Micah Lee, a security technologist for The Intercept and occasional developer for the anonymous whistle-blowing software SecureDrop suggested that until the security of ProxyHam has been thoroughly proven it is better that no one should entirely depend on ProxyHam alone. Lee added that one can use ProxyHam in combination with the existing anonymity software such as VPNs and Tor. Lee says: “It seems like a thing to augment your Tor usage rather than replace it. In that sense, it seems like a good idea. No matter how many hops over the Internet you use, if there’s someone spying on everything, they can connect all the dots. But if one of the hops isn’t over the Internet and is instead over a radio link, it’ll be a lot harder to connect those dots.”

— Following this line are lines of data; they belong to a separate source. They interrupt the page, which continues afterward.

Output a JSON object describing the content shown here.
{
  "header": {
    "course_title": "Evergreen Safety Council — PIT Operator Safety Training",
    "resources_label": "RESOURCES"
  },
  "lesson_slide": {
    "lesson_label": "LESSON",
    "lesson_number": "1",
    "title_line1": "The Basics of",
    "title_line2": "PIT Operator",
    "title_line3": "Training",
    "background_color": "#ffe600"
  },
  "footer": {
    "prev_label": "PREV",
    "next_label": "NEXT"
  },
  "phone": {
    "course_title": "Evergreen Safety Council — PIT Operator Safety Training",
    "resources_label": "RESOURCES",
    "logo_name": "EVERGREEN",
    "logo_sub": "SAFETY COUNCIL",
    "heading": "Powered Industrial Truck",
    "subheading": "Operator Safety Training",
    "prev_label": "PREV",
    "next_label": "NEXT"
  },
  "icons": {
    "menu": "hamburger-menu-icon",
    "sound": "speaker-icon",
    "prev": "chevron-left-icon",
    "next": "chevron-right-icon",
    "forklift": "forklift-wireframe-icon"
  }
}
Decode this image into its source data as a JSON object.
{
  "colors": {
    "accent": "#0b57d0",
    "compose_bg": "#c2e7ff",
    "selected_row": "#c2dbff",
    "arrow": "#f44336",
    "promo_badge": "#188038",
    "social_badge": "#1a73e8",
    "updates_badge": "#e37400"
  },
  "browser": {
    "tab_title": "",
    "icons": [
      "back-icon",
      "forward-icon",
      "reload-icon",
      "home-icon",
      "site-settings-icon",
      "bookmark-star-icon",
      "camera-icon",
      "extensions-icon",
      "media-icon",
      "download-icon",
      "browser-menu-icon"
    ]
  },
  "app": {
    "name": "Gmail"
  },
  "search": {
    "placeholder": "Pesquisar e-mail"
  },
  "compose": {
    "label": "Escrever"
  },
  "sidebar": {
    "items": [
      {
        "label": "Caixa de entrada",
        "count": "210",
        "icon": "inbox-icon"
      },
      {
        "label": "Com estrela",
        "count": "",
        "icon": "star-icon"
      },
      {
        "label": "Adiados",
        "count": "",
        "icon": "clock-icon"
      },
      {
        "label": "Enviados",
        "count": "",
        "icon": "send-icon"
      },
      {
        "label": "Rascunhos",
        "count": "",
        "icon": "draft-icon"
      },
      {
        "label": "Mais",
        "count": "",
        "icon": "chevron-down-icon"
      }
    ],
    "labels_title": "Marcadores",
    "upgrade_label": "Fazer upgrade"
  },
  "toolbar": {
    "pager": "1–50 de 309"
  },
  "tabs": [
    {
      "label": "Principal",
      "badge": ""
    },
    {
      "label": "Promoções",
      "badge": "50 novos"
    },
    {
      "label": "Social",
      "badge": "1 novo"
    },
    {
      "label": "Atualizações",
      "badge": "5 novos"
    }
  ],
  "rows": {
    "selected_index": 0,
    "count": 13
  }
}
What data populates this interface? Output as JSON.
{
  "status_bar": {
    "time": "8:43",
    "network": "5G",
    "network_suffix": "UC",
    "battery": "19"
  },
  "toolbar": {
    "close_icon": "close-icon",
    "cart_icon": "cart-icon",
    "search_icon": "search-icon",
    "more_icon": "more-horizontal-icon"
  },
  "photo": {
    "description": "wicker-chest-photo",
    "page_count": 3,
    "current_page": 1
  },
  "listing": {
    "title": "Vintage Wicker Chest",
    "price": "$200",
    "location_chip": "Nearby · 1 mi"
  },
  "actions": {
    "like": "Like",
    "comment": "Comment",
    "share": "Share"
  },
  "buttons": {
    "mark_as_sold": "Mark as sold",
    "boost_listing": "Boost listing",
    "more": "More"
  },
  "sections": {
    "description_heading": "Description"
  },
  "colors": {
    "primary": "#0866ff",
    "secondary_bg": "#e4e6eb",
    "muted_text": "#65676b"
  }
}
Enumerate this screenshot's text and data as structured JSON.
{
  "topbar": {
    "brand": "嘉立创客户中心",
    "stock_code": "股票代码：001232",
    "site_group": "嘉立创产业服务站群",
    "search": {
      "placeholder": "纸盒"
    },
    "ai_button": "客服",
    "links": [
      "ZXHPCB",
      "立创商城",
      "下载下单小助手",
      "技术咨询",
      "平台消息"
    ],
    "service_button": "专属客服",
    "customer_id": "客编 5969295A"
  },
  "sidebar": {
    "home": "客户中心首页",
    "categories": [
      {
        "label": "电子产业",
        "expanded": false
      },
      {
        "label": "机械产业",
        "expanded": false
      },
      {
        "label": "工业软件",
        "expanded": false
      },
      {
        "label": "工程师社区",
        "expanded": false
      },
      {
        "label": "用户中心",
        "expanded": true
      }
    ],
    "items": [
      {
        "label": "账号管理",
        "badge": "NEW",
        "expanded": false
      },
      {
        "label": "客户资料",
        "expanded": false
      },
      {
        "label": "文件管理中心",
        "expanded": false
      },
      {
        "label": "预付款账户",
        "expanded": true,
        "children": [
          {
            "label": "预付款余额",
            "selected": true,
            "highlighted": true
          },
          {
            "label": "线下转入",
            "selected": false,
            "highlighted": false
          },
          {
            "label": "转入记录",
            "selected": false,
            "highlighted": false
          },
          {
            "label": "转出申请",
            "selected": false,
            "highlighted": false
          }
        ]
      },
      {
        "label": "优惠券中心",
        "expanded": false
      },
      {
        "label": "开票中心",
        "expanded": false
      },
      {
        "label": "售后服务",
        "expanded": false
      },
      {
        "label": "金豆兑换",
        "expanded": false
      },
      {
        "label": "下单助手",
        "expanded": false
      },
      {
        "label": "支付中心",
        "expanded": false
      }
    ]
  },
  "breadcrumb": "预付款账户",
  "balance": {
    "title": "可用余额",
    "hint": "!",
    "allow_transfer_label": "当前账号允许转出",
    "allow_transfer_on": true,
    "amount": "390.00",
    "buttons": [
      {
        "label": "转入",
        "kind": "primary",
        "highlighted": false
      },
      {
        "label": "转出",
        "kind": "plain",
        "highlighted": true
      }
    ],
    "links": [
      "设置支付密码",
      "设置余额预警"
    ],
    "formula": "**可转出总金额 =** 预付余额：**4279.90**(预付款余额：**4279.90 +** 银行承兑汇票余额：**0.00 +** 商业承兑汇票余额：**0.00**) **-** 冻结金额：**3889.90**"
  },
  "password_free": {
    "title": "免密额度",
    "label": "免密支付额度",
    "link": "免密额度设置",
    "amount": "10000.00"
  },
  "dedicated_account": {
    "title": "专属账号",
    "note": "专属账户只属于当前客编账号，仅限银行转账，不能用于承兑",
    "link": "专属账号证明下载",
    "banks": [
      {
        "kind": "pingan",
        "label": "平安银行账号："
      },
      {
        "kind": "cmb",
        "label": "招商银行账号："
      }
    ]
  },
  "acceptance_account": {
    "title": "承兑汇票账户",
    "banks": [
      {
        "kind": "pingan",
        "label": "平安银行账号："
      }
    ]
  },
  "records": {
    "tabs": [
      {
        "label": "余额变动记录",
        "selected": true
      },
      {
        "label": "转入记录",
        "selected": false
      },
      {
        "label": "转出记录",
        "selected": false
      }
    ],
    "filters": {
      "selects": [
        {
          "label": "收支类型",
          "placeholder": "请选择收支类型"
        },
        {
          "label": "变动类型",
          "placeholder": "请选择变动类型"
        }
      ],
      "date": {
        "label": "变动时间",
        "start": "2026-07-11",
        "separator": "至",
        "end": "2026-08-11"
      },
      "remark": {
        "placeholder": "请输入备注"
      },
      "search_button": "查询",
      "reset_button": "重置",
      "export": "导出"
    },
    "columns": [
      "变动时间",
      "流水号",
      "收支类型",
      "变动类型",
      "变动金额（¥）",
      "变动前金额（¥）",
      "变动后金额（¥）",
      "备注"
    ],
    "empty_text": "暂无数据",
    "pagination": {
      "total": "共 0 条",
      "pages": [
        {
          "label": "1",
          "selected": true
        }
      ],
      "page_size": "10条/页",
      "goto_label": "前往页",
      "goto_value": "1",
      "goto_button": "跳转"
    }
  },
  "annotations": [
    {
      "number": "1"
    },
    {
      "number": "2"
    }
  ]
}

While speaking to Motherboard, Caudill said that he and his team are further working to add certain additional features to the ProxyHam such a Self Destruction. It seems the newer versions of ProxyHam could be even smaller so as to easily fit into a book thus making it much more easier to hide.
Caudill added: “If you throw this in a library it would take you years to be able to identify it.”
Caudill really wants to protect the journalists and dissidents and hence as a service to the community he plans to sell ProxyHam at a price of $200 and hopes to bring down the price to $150 in the next few months.